Preclinical Evaluation of RGN6024: A Promising Tubulin-Targeting Therapy for Brain Cancer
Introduction
The development of innovative therapies for brain cancer has been challenging due to the difficulty of delivering drugs to the brain. Targeting tubulin has shown promise in preclinical studies for treating primary and secondary brain tumors. However, clinical studies have faced repeated failures due to the blood-brain barrier. Reglagene is currently developing RGN6024, a novel orally administered tubulin destabilizing agent. Animal studies have shown promising results, indicating RGN6024's excellent safety profile in vivo and its ability to penetrate the brain. RGN6024 is currently in the preclinical development stage, undergoing safety studies in dogs and rodents. An IND filing is planned for mid-2024, followed by human clinical studies.
Methods
The objective of this research was to evaluate the efficacy of RGN6024 at three different dosing levels compared to Temozolomide (TMZ) and a vehicle in CB17 SCID mice bearing LN-18 tumors.
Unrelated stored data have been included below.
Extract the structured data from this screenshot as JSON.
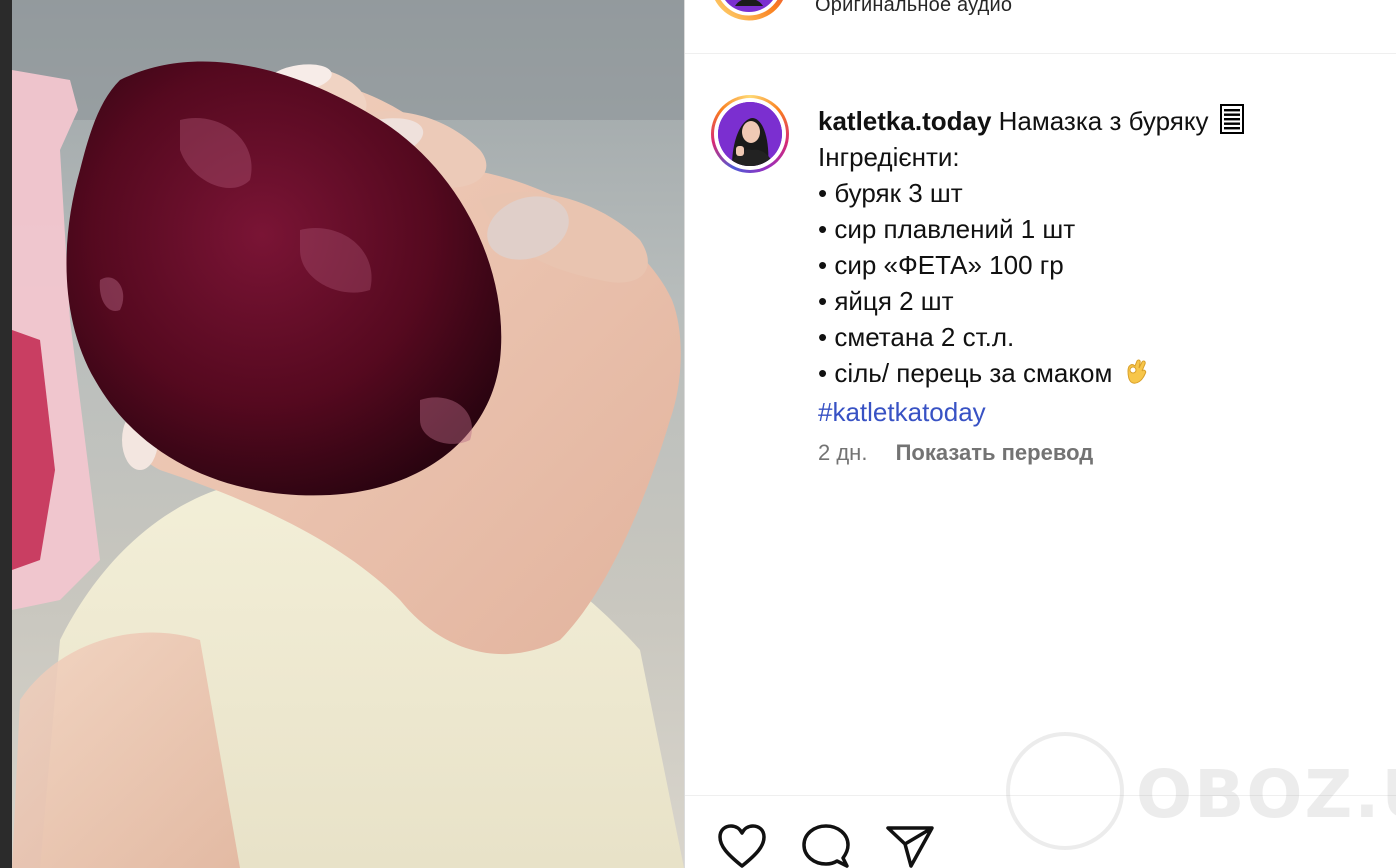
{
  "header": {
    "audio_label": "Оригинальное аудио"
  },
  "post": {
    "username": "katletka.today",
    "title": "Намазка з буряку",
    "lines": [
      "Інгредієнти:",
      "• буряк 3 шт",
      "• сир плавлений 1 шт",
      "• сир «ФЕТА» 100 гр",
      "• яйця 2 шт",
      "• сметана 2 ст.л.",
      "• сіль/ перець за смаком"
    ],
    "hashtag": "#katletkatoday",
    "time_ago": "2 дн.",
    "translate_label": "Показать перевод"
  },
  "watermark": {
    "text": "OBOZ.UA"
  },
  "icons": {
    "like": "heart-icon",
    "comment": "comment-icon",
    "share": "send-icon",
    "scroll_emoji": "scroll-emoji-icon",
    "ok_emoji": "ok-hand-emoji-icon"
  },
  "colors": {
    "hashtag": "#3852c4",
    "meta": "#737373",
    "beet": "#5a0a24"
  }
}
Mice were inoculated with tumor cells subcutaneously and treatments began on day 4 when the average tumor volume reached approximately 92 mm3. The vehicle used was 30% 2-hydroxypropyl-β-cyclodextrin (HP-β-CD) in saline. TMZ was formulated with 0.5% hydroxypropyl methylcellulose (HPMC) and dosed at 25 mg/kg on a 5 days on/2 days off schedule. RGN6024 was administered orally and daily in the vehicle at 7.5 mg/kg and 15 mg/kg, with an additional 25 mg/kg dose given on a 5 days on/2 days off schedule. Daily observations were made on tumor growth, normal behavior, body weight, eye/hair matting, and other abnormalities. Tumor sizes were measured three times a week, and samples were collected on day 15 for pharmacokinetic (PK) analysis.
Results
Mice in the RGN6024 cohorts showed comparable body weight and appearance to those receiving the vehicle. RGN6024 significantly reduced tumor growth rates compared to the vehicle, while TMZ had a similar impact to the vehicle. PK analysis revealed high concentrations of RGN6024 in plasma (up to 17 uM), tumor (up to 7.5 uM), and brain (up to 7.7 uM). The reduction in tumor growth was consistent across all three RGN6024 dose levels.
Conclusion
This preclinical study demonstrated the potential of RGN6024 as a promising therapy for brain cancer. The results showed excellent oral bioavailability, safety, brain penetration, and efficacy of RGN6024 in a drug-resistant glioblastoma animal model. Moreover, RGN6024 achieved high concentrations in plasma, tumor, and brain, making it a particularly promising candidate for further development. These findings provide hope for the development of an effective treatment for glioblastoma and support the continued investigation of RGN6024 as a potential therapy for this challenging form of brain cancer.